Out marched the Army of Light led by a King of such splendor that the enemy
horde had to shield its eyes. The revived ones merged with the Army of Light and
joined battle with the enemy. Three-and-a half days later the war was over. The
enemy was destroyed and the triumphant ones entered the City of God for which
they had been chosen before the foundation of the world.
Again I was swept away to read another large tablet engraved with
further words from Revelation:
"Then I saw an angel standing in the sun, and with a loud voice he
called to all the birds that fly in midheaven, 'Come, gather for the great
supper of God, to eat the flesh of kings, the flesh of captains, the flesh of mighty
men, the flesh of horses and their riders, and the flesh of all men, both free
and slave, both small and great.' And I saw the beast and the kings of earth
with their armies gathered to make war against Him who sits upon the horse and
against his army. And the beast was captured, and with it the false prophet who
in its presence had worked the signs by which he deceived those who had received
the mark of the beast and whose who worshiped its image. These two were thrown
alive into the lake of fire that burns with brimstone. And the rest were slain
by the sword of Him who sits upon the horse, the sword that issues from His
mouth; and all the birds were gorged with their flesh.
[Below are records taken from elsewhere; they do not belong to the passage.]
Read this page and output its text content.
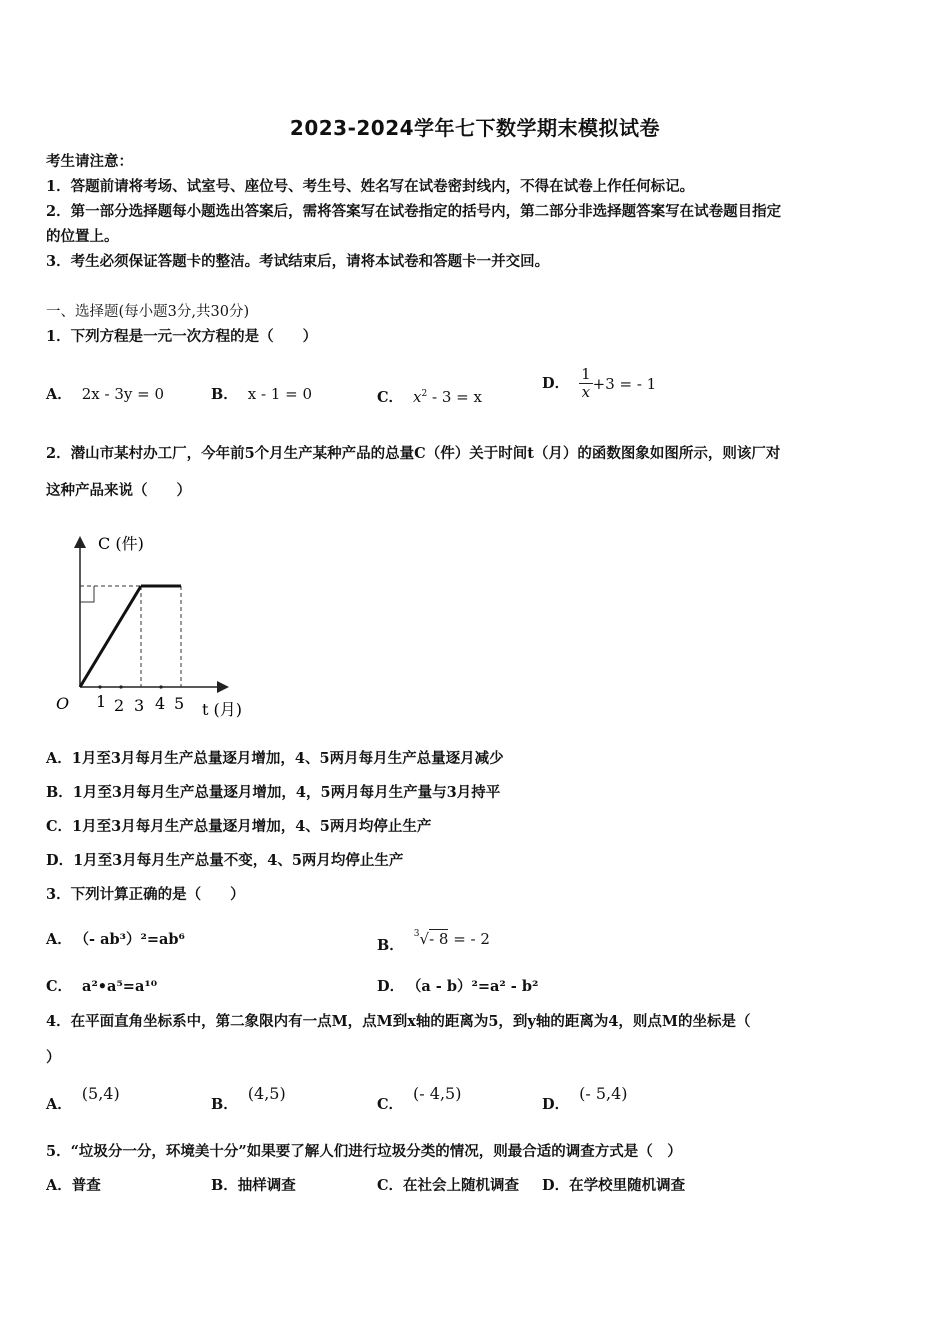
2023-2024学年七下数学期末模拟试卷
考生请注意：
1．答题前请将考场、试室号、座位号、考生号、姓名写在试卷密封线内，不得在试卷上作任何标记。
2．第一部分选择题每小题选出答案后，需将答案写在试卷指定的括号内，第二部分非选择题答案写在试卷题目指定
的位置上。
3．考生必须保证答题卡的整洁。考试结束后，请将本试卷和答题卡一并交回。
一、选择题(每小题3分,共30分)
1．下列方程是一元一次方程的是（　　）
A． 2x - 3y = 0	B． x - 1 = 0	C． $x^2 - 3 = x$
D． $\frac{1}{x} +3$ = - 1
2．潜山市某村办工厂，今年前5个月生产某种产品的总量C（件）关于时间t（月）的函数图象如图所示，则该厂对
这种产品来说（　　）
C (件)
O 1 2 3 4 5 t (月)
A．1月至3月每月生产总量逐月增加，4、5两月每月生产总量逐月减少
B．1月至3月每月生产总量逐月增加，4，5两月每月生产量与3月持平
C．1月至3月每月生产总量逐月增加，4、5两月均停止生产
D．1月至3月每月生产总量不变，4、5两月均停止生产
3．下列计算正确的是（　　）
A． （- ab³）²=ab⁶	B．$^3$√- 8 = - 2
C． a²•a⁵=a¹⁰	D． （a - b）²=a² - b²
4．在平面直角坐标系中，第二象限内有一点M，点M到x轴的距离为5，到y轴的距离为4，则点M的坐标是（
）
A．(5,4)
B．(4,5)
C．(- 4,5)
D．(- 5,4)
5．“垃圾分一分，环境美十分”如果要了解人们进行垃圾分类的情况，则最合适的调查方式是（　）
A．普查	B．抽样调查	C．在社会上随机调查 D．在学校里随机调查
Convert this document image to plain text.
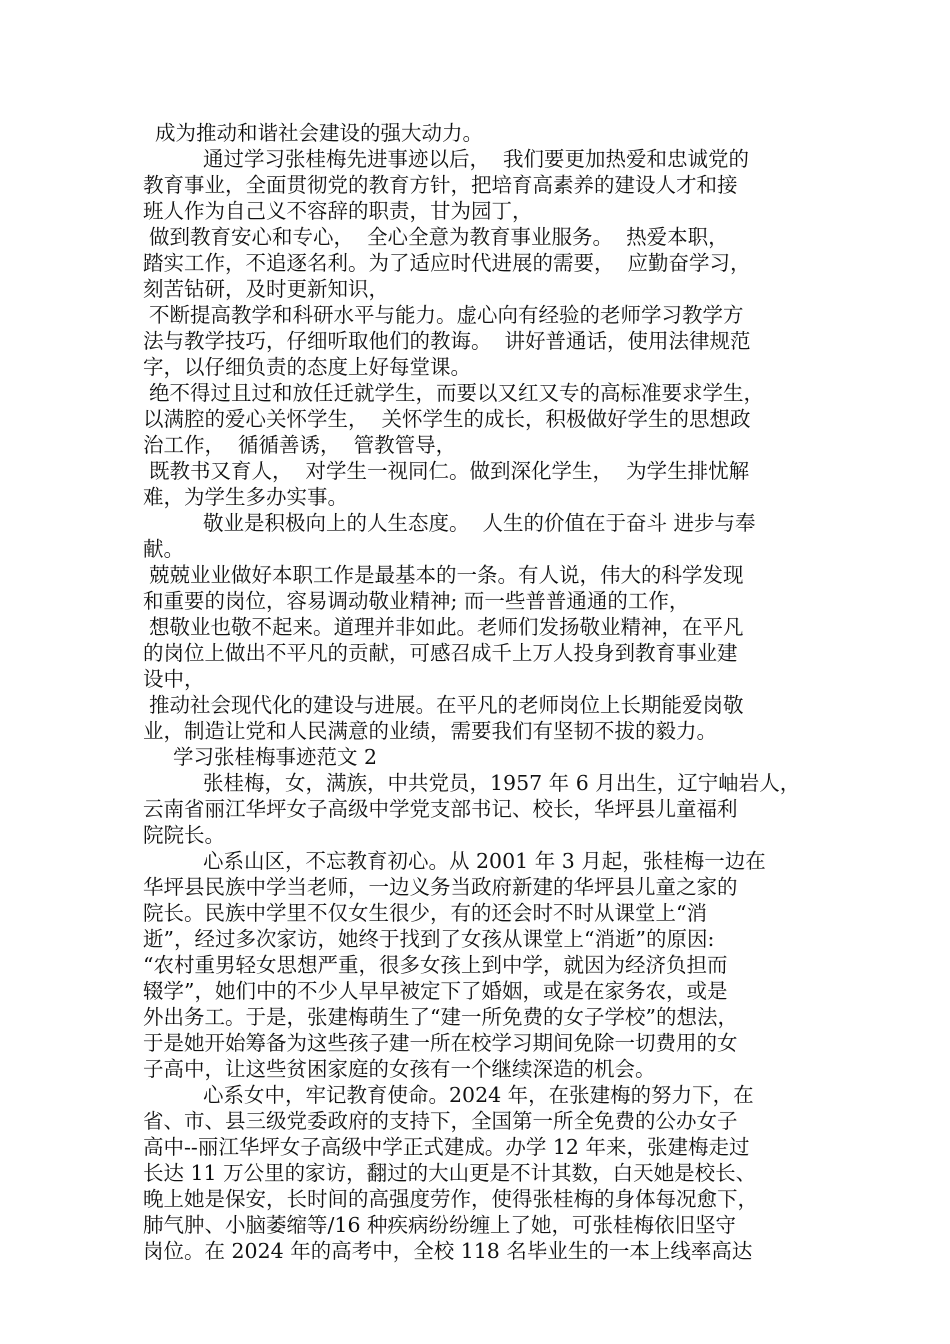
成为推动和谐社会建设的强大动力。
通过学习张桂梅先进事迹以后，  我们要更加热爱和忠诚党的
教育事业，全面贯彻党的教育方针，把培育高素养的建设人才和接
班人作为自己义不容辞的职责，甘为园丁，
做到教育安心和专心，  全心全意为教育事业服务。  热爱本职，
踏实工作，不追逐名利。为了适应时代进展的需要，  应勤奋学习，
刻苦钻研，及时更新知识，
不断提高教学和科研水平与能力。虚心向有经验的老师学习教学方
法与教学技巧，仔细听取他们的教诲。  讲好普通话，使用法律规范
字，以仔细负责的态度上好每堂课。
绝不得过且过和放任迁就学生，而要以又红又专的高标准要求学生，
以满腔的爱心关怀学生，  关怀学生的成长，积极做好学生的思想政
治工作，  循循善诱，  管教管导，
既教书又育人，  对学生一视同仁。做到深化学生，  为学生排忧解
难，为学生多办实事。
敬业是积极向上的人生态度。  人生的价值在于奋斗 进步与奉
献。
兢兢业业做好本职工作是最基本的一条。有人说，伟大的科学发现
和重要的岗位，容易调动敬业精神; 而一些普普通通的工作，
想敬业也敬不起来。道理并非如此。老师们发扬敬业精神，在平凡
的岗位上做出不平凡的贡献，可感召成千上万人投身到教育事业建
设中，
推动社会现代化的建设与进展。在平凡的老师岗位上长期能爱岗敬
业，制造让党和人民满意的业绩，需要我们有坚韧不拔的毅力。
学习张桂梅事迹范文 2
张桂梅，女，满族，中共党员，1957 年 6 月出生，辽宁岫岩人，
云南省丽江华坪女子高级中学党支部书记、校长，华坪县儿童福利
院院长。
心系山区，不忘教育初心。从 2001 年 3 月起，张桂梅一边在
华坪县民族中学当老师，一边义务当政府新建的华坪县儿童之家的
院长。民族中学里不仅女生很少，有的还会时不时从课堂上“消
逝”，经过多次家访，她终于找到了女孩从课堂上“消逝”的原因:
“农村重男轻女思想严重，很多女孩上到中学，就因为经济负担而
辍学”，她们中的不少人早早被定下了婚姻，或是在家务农，或是
外出务工。于是，张建梅萌生了“建一所免费的女子学校”的想法，
于是她开始筹备为这些孩子建一所在校学习期间免除一切费用的女
子高中，让这些贫困家庭的女孩有一个继续深造的机会。
心系女中，牢记教育使命。2024 年，在张建梅的努力下，在
省、市、县三级党委政府的支持下，全国第一所全免费的公办女子
高中--丽江华坪女子高级中学正式建成。办学 12 年来，张建梅走过
长达 11 万公里的家访，翻过的大山更是不计其数，白天她是校长、
晚上她是保安，长时间的高强度劳作，使得张桂梅的身体每况愈下，
肺气肿、小脑萎缩等/16 种疾病纷纷缠上了她，可张桂梅依旧坚守
岗位。在 2024 年的高考中，全校 118 名毕业生的一本上线率高达
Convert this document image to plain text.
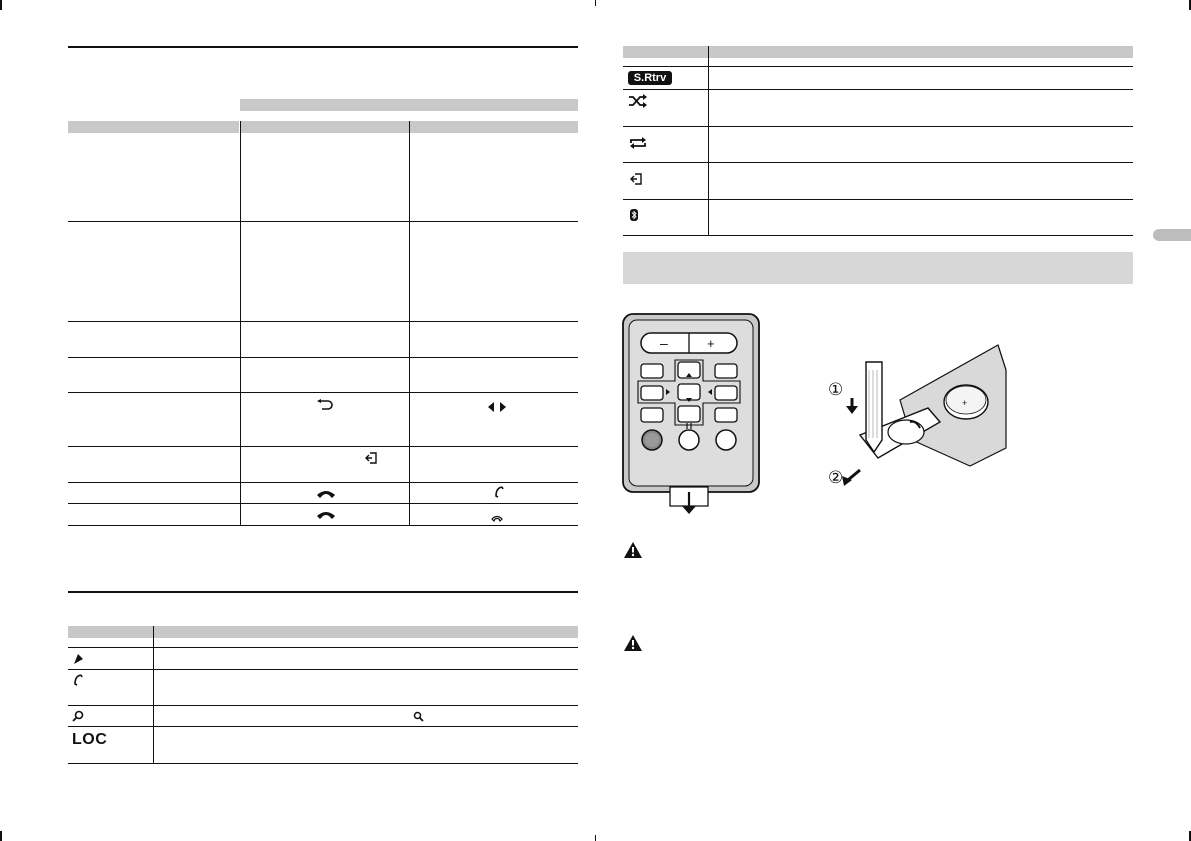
LOC
S.Rtrv
–	+
+
①
②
"Then I saw an angel coming down from heaven, holding in his hand
the key of the bottomless pit and a great chain. And he seized the dragon, that
ancient serpent, who is the Devil and Satan, and bound him for a thousand years,
and threw him into the pit, and shut it and sealed it over him, that he could
deceive the nations no more, till the thousand years were ended. After that he
must be loosed for a little while. Then I saw thrones, and seated on them were
those to whom judgment was committed. Also I saw the souls of those who had
been beheaded for their testimony to Jesus and for the word of God, and who had
not worshiped the beast or its image and had not received its mark of their
foreheads or their hands. They came to life, and reigned with Christ for a
thousand years."
When I had finished reading this, as abruptly as my dream had come to me
it ended, leaving me with a deep sense of awe, a new awareness of the
undercurrents in my own life, and a renewed desire to seek to know God in spirit
and truth.
Never has it been more clear to me that two revivals are in progress on
the earth. One is the revival of the Spirit of God by which dead men and women
are freed from their sins by the blood of the Lamb and raised to a life which is
the life of the sons of God, a life which bears God's nature, manifests God's
mercy. The other revival is the revival of religious flesh, a revival which is
so appealing and gathers such multitudes and wields such power in this world
because it offers all the comfort of religion while allowing you to keep your
ego and all rights to yourself.
Surely each of us has to decide which revival he is going to be part of
. Am I going to invest my life in some enterprise of booming Christian City? Or
am I going to lose my life in the pursuit of God's will of mercy? Am I going to
concentrate on building something that will cause the citizens of Christian City
to sit up and take notice? Or am I going to spend my life bringing the poor and
the maimed and the halt and the blind to the Master's table?